The literature provides insufficient evidence to determine the cumulative contribution of each ordeal to an accurate diagnosis. There also is not enough evidence to determine the sensitivity and specificity of individual diagnostic tests

What criteria should be used to guide decisions about the timing and selection of treatments for patients with newly diagnosed epilepsy?

Antiepileptic medicines used in the reviewed studies were (in order of decreasing frequency) carbamazepine, valproate, vigabatrin, phenobarbital, oxcarbazepine, phenytoin, gabapentin, lamotrigine, ethosuximide, clonazepam, and primidone. The sign of seizure appeared to be the main determinant of the choice of agent. Studies of comparable patient populations typically showed no differences in the efficacy of anti-epileptic unsalable articles although we performed no formal statistical comparisons.

What interventions are necessary to monitor the first epileptic medicine regimen adequately or to make secure that the diagnosis of epilepsy was correct?

None of the reviewed studies had, as a primary objective, an assessment of monitoring interventions that are necessary for optimal patient care. Thus, necessary and appropriate monitoring remains to be determined according to the treating physician without support from the literature.

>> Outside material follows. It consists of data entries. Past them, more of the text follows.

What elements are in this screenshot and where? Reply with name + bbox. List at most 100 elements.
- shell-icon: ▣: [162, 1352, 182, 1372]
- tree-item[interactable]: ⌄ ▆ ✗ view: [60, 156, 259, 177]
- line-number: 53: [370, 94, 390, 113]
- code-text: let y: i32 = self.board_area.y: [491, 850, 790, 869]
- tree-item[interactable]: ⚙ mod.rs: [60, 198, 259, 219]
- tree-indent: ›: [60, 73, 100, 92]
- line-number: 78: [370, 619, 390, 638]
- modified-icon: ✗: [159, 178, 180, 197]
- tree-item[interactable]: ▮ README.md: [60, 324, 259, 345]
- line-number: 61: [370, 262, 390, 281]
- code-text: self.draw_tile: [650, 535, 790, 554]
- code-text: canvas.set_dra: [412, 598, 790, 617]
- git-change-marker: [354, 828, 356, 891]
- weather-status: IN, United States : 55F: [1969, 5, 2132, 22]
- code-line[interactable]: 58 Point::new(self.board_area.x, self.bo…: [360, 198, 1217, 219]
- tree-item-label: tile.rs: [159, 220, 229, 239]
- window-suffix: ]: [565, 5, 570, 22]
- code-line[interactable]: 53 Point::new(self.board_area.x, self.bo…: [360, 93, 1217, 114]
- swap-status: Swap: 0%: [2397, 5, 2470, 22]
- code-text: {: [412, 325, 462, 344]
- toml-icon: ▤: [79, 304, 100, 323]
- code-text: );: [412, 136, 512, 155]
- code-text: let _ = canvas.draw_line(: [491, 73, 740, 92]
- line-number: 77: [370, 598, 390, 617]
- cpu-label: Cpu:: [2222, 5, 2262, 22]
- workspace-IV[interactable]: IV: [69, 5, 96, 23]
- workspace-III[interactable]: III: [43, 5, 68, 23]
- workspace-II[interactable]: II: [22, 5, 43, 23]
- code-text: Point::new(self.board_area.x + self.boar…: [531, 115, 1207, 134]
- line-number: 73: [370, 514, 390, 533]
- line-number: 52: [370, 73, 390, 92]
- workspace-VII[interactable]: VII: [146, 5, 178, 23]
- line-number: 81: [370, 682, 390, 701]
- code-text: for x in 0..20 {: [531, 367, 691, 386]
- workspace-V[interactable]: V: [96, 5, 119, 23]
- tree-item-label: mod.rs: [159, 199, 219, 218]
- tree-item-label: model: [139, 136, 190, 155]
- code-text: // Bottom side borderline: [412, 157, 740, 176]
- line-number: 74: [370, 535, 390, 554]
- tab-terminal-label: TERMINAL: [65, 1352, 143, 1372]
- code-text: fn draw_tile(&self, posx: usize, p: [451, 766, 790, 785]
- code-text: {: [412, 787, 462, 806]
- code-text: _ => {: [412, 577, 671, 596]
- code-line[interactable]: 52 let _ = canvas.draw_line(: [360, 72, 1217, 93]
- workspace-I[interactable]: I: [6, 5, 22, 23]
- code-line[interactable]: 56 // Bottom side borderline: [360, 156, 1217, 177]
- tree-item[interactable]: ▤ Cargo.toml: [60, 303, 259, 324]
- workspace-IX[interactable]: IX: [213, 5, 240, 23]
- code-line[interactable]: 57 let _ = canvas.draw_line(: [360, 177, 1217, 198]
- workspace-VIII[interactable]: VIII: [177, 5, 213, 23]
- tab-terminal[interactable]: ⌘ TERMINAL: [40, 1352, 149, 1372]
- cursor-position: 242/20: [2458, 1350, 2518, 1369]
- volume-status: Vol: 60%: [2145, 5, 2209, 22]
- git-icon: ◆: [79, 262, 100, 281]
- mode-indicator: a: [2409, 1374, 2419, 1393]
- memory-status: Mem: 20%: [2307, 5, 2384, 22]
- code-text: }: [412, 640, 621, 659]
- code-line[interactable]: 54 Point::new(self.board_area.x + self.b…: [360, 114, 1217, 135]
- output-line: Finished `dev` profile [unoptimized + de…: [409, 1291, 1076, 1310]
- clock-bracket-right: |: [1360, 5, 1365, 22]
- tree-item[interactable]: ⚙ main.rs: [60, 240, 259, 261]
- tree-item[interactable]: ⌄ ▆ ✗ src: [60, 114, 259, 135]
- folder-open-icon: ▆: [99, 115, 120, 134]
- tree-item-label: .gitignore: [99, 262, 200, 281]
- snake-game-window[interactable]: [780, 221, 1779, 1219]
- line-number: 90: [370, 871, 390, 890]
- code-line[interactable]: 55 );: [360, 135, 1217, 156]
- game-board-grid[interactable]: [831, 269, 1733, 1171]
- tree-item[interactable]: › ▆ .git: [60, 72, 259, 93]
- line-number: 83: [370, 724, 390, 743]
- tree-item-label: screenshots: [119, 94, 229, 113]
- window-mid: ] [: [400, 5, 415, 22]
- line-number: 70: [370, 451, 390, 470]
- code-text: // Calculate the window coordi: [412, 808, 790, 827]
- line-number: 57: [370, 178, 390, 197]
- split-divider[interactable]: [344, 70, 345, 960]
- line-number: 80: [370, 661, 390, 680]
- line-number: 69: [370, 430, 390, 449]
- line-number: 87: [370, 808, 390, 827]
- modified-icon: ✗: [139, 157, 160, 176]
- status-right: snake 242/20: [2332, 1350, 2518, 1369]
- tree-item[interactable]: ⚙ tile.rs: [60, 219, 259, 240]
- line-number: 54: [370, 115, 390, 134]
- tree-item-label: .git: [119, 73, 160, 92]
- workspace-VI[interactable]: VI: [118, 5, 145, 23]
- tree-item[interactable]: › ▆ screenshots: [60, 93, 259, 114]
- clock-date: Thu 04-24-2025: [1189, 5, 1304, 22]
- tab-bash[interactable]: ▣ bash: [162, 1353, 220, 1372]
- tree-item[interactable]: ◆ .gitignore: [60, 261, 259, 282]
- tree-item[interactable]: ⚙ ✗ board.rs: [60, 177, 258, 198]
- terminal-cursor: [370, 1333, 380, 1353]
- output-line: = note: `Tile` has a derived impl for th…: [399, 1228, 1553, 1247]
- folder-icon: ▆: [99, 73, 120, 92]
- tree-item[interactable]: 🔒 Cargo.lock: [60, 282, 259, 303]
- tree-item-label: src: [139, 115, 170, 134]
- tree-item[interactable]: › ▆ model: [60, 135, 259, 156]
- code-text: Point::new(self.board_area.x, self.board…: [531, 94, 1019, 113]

What aspects of clinical and pharmacologic expertise have been demonstrated to flow in optimal outcomes in patients with epilepsy?

Although evidence is sparse, the literature glance ats that access to clinical expertise could minimize misdiagnosis and delay in diagnosis. Access to clinical expertise also could improve the choice and timing of initial antiepileptic unsalable article monotherapy. Although remission rates ranging from 35 to 60 percent were reported in most numerous of the antiepileptic drug studies, the highest remission rates (79 to 84 percent) were reported in the studies that busyed clinical or pharmacologic expertise for treatment decisions. (1)

What social services, counseling, and information are necessary for patients at the time of first diagnosis of epilepsy?

No published evidence addressed the social services, counseling, and information that are necessary for patients with newly diagnosed epilepsy.

In the care of patients with epilepsy, "no seizures and no side issues equals control." (2) There are three paces to achieving this goal:

quick and accurate diagnosis of epilepsy in patients presenting with epileptic seizures; administration of an appropriate first treatment intervention; and adequate monitoring to make sure not only the efficacy and safety of the treatment intervention if it be not that also the accuracy of the initial epilepsy diagnosis. Although evidence supporting the best approach to these degrees is limited, physicians should strive to govern epilepsy by using sound clinical long head and applying the best available evidence.